Wadersloh (mw/bb). Gegen das Vergessen! – Die Gemeinde Wadersloh könnte sich schon bald dem Deutschen Riga-Komitee anschließen. Ende Januar 2020 hatte der Heimatverein Wadersloh einen entsprechenden Antrag an den Rat gestellt. Neben weiteren Aktionen zur Stärkung des europäischen Gedankens und der Erinnerungskultur setzt sich der Heimatverein seit Langem auch dafür ein, dass die Geschichte der jüdischen Bevölkerung in Wadersloh nicht in Vergessenheit gerät. Zum 75. Jahrestag des Kriegsendes in Deutschland wäre der Beitritt zum Riga-Komitee ein wichtiges Zeichen.
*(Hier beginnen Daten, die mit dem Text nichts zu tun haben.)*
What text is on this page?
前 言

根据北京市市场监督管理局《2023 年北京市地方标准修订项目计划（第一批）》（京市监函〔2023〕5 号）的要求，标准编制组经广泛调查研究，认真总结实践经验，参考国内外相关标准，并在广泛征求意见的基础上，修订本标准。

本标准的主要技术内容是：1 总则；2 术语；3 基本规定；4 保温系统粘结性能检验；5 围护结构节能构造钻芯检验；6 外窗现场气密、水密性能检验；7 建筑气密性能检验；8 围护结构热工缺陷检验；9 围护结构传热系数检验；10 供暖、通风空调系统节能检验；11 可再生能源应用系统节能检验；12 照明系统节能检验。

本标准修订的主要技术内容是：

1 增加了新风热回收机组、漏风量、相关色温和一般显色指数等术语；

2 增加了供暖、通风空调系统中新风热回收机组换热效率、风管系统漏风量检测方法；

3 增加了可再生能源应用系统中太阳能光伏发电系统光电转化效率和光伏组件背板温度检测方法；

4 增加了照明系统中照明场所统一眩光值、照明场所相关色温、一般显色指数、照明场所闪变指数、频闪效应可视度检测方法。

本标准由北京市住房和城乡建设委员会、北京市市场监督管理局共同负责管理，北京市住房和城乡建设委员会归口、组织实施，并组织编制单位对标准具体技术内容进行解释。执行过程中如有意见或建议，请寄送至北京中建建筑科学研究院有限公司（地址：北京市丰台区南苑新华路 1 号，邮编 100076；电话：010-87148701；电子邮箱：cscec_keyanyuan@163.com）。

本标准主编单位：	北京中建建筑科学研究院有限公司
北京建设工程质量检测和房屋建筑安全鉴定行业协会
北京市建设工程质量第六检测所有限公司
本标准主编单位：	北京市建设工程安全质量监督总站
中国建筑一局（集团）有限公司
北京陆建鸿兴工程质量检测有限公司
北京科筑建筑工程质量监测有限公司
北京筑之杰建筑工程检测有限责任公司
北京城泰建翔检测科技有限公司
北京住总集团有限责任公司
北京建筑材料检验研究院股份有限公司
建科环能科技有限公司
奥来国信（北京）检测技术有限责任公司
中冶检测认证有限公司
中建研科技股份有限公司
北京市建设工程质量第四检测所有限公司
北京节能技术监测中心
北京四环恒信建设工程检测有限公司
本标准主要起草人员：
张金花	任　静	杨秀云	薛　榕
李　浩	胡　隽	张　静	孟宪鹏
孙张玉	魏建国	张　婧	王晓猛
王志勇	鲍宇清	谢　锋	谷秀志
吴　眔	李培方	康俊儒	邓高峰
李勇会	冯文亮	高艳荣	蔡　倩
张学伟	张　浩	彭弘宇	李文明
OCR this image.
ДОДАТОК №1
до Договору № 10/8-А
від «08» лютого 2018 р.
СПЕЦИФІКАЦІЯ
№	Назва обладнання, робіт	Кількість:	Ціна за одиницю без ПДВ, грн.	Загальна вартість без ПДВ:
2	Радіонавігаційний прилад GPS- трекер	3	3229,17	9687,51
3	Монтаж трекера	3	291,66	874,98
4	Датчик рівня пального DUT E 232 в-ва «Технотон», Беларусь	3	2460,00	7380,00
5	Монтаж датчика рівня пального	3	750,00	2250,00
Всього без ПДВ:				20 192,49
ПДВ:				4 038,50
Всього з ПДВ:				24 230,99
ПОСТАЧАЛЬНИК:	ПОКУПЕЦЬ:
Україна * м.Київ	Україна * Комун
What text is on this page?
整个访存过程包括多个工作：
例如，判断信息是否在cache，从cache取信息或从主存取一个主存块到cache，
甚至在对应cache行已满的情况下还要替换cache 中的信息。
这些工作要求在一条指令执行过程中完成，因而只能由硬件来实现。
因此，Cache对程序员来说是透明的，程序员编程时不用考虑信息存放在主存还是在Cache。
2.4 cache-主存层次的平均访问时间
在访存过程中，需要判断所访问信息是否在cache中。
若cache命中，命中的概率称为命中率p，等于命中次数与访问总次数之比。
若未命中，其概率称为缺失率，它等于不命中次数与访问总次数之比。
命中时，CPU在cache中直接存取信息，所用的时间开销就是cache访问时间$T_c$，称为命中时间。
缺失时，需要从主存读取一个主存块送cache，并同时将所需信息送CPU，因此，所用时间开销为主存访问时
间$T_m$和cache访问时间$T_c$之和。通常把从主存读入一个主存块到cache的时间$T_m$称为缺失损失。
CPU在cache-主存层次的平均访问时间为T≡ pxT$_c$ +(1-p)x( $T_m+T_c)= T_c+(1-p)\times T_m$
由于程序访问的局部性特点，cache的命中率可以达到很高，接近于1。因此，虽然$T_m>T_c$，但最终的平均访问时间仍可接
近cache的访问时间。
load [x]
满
Herbert Fortmann (Co-Initiator des Antrags) und Winfried Schlieper (1. Vorsitzender) vom Heimatverein Wadersloh zeigten sich erfreut über den einstimmigen Beschluss des Ausschusses für Schule, Kultur und Sport am 19. August. Der Antrag des Heimatvereins wurde bereits im Hauptausschuss am 27. Mai thematisiert. Der Fachausschuss entschied nun ebenfalls einstimmig, somit wäre ein Beitritt immer wahrscheinlicher.
Das Deutsche Riga-Komitee wurde im Jahr 2000 in Berlin von 13 deutschen Städten und dem Volksbund Deutsche Kriegsgräberfürsorge gegründet. In den Folgejahren traten immer mehr Städte (darunter bereits Ahlen, Warendorf, Telgte und Drensteinfurt) dem Verbund bei. Ab 1941 wurden jüdische MitbürgerInnen in das Baltikum und den dortigen Vernichtungslagern deportiert. Das Deutsche Riga-Komitee hat es sich zur Aufgabe gemacht, die Erinnerung an die etwa 25.000 Juden wach zu halten, die nach Riga deportiert wurden. So kümmert sich der Verbund u.a. um die Gedenkstätte im Wald von Biķernieki.
Auch aus der Gemeinde Wadersloh wurden ab 1941 Juden nach Riga deportiert und dort ermordet. Um die Aufarbeitung der jüdischen Geschichte befasste sich vor allem Hans-Josef Kellner. Für den Heimatverein Wadersloh ist es daher eine besondere Herzensangelegenheit, mit dem Beitritt zum Komitee den ermordeten Menschen aus Wadersloh zu gedenken. Julius Silberberg war mit gerade einmal 13 Jahren das jüngste Opfer. Er wurde mit seiner Familie 1941 nach Riga deportiert und dort ermordet.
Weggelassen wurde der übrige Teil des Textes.